Estigma da Crueldade (The Bravados - 1958)
Jim Douglas (Gregory Peck) chega à cidade às vésperas do enforcamento de quatro bandidos. Eles os tem perseguido, pois acredita que violentaram e mataram sua mulher. Mas horas antes da execução, os quatro conseguem escapar, levando uma bela moça como refém, para tentar atravessar a fronteira para o México. Enfurecido, Douglas persegue e aniquila um a um seus inimigos, até que finalmente se revele um segredo que o deixará mais desesperado por salvação do que por vingança.

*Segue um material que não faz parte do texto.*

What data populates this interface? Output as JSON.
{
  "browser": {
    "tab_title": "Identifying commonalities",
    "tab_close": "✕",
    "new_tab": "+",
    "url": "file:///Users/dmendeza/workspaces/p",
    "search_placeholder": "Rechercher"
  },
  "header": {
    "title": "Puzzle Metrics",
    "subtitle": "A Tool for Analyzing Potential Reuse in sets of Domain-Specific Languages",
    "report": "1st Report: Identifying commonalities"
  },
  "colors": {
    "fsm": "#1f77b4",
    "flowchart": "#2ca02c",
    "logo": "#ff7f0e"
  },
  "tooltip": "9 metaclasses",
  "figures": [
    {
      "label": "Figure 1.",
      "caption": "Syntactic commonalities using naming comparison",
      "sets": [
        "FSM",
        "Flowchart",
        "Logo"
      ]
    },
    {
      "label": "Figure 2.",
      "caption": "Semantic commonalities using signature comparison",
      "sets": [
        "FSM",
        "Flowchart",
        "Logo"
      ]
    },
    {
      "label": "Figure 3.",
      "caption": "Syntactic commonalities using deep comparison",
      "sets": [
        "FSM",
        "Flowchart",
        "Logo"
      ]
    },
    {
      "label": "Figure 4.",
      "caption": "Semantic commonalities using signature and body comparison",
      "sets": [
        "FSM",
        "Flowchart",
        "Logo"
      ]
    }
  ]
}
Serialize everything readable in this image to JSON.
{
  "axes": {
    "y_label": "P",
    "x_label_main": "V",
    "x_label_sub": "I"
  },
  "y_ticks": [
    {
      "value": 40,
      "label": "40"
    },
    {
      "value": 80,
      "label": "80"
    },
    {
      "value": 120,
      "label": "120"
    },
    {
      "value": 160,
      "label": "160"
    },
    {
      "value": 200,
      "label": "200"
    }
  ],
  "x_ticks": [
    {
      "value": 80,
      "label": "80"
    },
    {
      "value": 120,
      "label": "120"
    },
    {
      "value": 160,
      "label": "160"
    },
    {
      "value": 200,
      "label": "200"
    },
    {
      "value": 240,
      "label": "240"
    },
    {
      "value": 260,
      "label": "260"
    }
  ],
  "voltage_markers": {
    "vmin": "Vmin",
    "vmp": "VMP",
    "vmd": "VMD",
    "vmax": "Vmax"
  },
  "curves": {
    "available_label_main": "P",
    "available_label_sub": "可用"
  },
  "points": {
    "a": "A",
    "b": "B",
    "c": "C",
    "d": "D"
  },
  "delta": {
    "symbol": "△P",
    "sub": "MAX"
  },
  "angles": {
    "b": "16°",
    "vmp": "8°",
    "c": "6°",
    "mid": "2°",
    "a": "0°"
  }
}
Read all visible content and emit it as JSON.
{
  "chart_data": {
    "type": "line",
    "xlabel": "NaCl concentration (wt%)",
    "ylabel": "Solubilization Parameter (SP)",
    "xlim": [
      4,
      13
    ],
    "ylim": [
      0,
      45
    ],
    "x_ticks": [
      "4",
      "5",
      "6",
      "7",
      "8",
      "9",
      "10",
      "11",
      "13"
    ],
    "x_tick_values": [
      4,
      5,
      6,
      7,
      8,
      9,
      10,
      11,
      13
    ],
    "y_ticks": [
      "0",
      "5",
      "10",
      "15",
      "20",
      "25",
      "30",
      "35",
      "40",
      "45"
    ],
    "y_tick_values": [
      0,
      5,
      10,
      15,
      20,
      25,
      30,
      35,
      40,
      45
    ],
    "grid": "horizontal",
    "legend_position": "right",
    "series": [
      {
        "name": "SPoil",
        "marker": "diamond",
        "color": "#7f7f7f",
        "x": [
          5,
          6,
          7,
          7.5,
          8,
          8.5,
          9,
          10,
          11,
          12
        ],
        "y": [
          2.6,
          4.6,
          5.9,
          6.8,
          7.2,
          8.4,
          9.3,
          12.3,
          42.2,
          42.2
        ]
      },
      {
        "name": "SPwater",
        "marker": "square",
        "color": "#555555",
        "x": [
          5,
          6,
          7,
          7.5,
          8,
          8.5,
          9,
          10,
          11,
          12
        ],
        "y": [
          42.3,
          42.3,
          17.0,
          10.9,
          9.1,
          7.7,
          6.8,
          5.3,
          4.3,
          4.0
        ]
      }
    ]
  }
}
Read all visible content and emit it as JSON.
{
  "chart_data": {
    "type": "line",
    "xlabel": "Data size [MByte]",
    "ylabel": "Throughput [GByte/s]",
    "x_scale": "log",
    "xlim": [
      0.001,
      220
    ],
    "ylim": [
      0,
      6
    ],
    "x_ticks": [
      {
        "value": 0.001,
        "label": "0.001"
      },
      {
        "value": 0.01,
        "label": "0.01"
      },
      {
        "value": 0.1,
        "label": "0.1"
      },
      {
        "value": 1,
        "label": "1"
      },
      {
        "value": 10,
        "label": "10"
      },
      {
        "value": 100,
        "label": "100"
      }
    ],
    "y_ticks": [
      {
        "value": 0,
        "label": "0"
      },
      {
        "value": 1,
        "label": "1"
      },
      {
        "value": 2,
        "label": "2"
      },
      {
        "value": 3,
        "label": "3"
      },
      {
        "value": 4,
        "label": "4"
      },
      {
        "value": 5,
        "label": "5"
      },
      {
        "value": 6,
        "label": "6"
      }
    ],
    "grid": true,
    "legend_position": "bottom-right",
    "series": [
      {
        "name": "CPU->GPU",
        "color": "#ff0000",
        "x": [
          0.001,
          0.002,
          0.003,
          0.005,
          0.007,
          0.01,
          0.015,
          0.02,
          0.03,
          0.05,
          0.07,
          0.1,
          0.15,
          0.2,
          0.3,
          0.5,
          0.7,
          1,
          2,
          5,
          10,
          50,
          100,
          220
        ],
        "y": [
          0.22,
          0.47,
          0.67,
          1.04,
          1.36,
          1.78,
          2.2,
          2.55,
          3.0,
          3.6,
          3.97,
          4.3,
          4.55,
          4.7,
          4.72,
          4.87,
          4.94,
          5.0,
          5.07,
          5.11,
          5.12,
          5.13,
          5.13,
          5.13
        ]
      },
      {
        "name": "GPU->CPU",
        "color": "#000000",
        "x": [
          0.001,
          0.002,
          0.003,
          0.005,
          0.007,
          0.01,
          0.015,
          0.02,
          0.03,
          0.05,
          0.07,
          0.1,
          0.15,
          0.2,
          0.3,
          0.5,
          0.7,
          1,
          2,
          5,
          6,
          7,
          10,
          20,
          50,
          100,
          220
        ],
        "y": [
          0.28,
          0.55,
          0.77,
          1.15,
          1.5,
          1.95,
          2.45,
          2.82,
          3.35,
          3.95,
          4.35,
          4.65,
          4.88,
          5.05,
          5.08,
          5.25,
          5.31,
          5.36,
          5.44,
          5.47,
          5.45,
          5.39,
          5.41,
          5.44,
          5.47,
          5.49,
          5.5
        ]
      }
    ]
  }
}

O diretor Henry King realizou com esse ótimo faroeste, uma experiência no gênero, apostando em um viés psicológico. O personagem vivido por Gregory Peck está tão devotado à vingança, que nega seus princípios e se cega perante seu compasso moral. Stephen Boyd, um ano antes de viver "Messala" em "Ben-Hur", e Lee Van Cleef, que anos depois viraria sinônimo de "Spaghetti Western", excelentes em cena, reforçam o elenco como dois dos quatro foras-da-lei. Emoldurado por uma bela trilha sonora de Alfred Newman e Hugo Friedhofer, que traduz melodicamente a determinação psicótica que move o protagonista, mas deixando claro em seus acordes que existe um herói honrado enterrado naquela montanha de amargura e ódio. O desfecho continua poderoso, surpreendente e corajoso.


Irmão Contra Irmão (Saddle The Wind – 1958)
O pistoleiro aposentado e ex-soldado confederado Steve Sinclair (Robert Taylor) está vivendo como um fazendeiro em uma pequena comunidade. Ele colabora com o proprietário principal Dennis Deneen (Donald Crisp), de quem aluga o rancho, para preservar a estabilidade comunal. Sua vida tranquila é interrompida pela aparição de seu irmão mais novo, o emocionalmente instável Tony (John Cassavetes) e a bela namorada de Tony Joan (Julie London). 


Muitos cinéfilos iniciantes, por não terem assistido muitos filmes do gênero, costumam apontar “Os Imperdoáveis” como original em seu tema sobre os efeitos corrosivos da violência nos pistoleiros. Mas existem vários projetos, especialmente na década de cinquenta, quando o faroeste ganhou contornos psicológicos, que lidam com o assunto de forma muito eficiente, como “Irmão Contra Irmão”. Por trás do clássico confronto entre irmãos, existe uma profunda análise sobre as repercussões psicológicas de se puxar um gatilho e tirar a vida de alguém. Já na cena que é emoldurada pelos créditos iniciais, numa ousadia narrativa, somos levados a crer que estamos assistindo a cavalgada do herói, quando na realidade estávamos acompanhando o trajeto de um cruel bandido, vivido por Charles McGraw. Outro aspecto interessante é que o roteiro foi escrito por Rod Serling, o criador da série de ficção científica “Além da Imaginação”. Uma ótima trilha sonora de Elmer Bernstein é a moldura perfeita, incluindo uma bonita música-tema cantada por Julie London.